BABY GIRL: Maternal Instinct
The release of Baby Girl (2016) marks a cinematic milestone for Director Joshua Defour. Woman as unwed and single mother has been vilified throughout cinematic history as early as D.W. Griffith’s Anna (Lillian Gish) in Way Down East (1920). Considered a social fringe figure or resident unfettered by tropes of a traditional family model which rebukes patriarchal society. Her association with poverty, the welfare system, and questionable morality often evoke a sense of scorn. Defour’s film depicts her struggle as empathetic focal point which is given breath to the sailcloth as desperation sets tack for a hard choice.

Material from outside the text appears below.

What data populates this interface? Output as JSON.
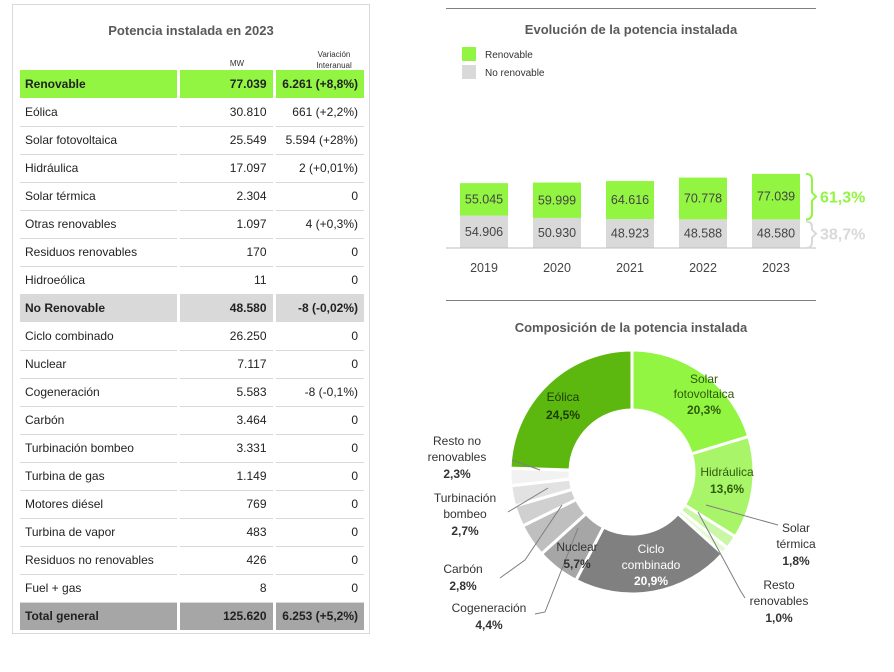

Backdrop canvas for the film is a beautifully desolate small town of Farmersville, Texas. This quiet rural setting of empty streets speaks of emptiness and lack of opportunity for mother Addison (Sarah Spurger) and daughter Annie (Anelise Juarez). The muted pallet of exterior scenes is also supportive of the premise of a world of mundane inescapability that is the bane of small town life. Juxtaposed are the colorist hi-lights of interior scenes, notably within a resale shop, which attract like brightly colored candies in a jar. Soundscape is masterfully handled through a lilting scored music bed covering a gamut of subtle nuances to tension building and fall off.

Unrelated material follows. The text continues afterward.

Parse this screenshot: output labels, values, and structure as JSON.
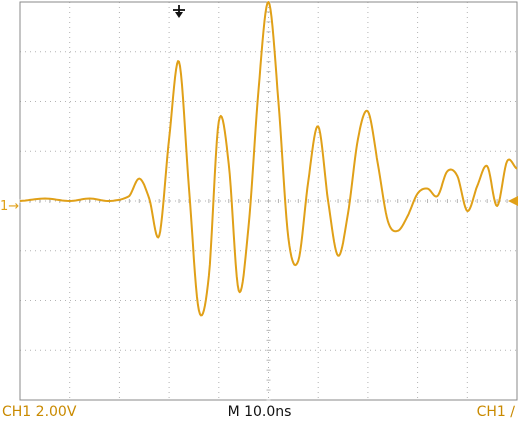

The films story arc follows character familiarization, empathy, tension, situational circumstance and resolution. Perhaps most captivating is the directors handling of the symbiotic relationship between mother and child. Theirs is a conjoined dialect both visually and emotionally. Interwoven tracking shots of mother and child from behind, as they wander through the magical wonders of the shop, serve to fuse this bond. Further verbal inferences of baby girl to both child and mother solidify the reflective properties.
The simple pleasure of a child’s wish denied and unfulfilled promise of a family unified create parallel tensions for both baby girls. Innocent tantrum by child and public disruption by mother also mirror unmet needs within both characters. This tension is broken through Addison crossing the boundary between right and wrong for the sake of filling this void. Maternal instinct serves not only to satisfy Anna’s desire but also justifies Addison’s desolation despite the consequences.
Defour has developed a style that is both intrinsic and seamless and shows a promising career future in the cinematic arts.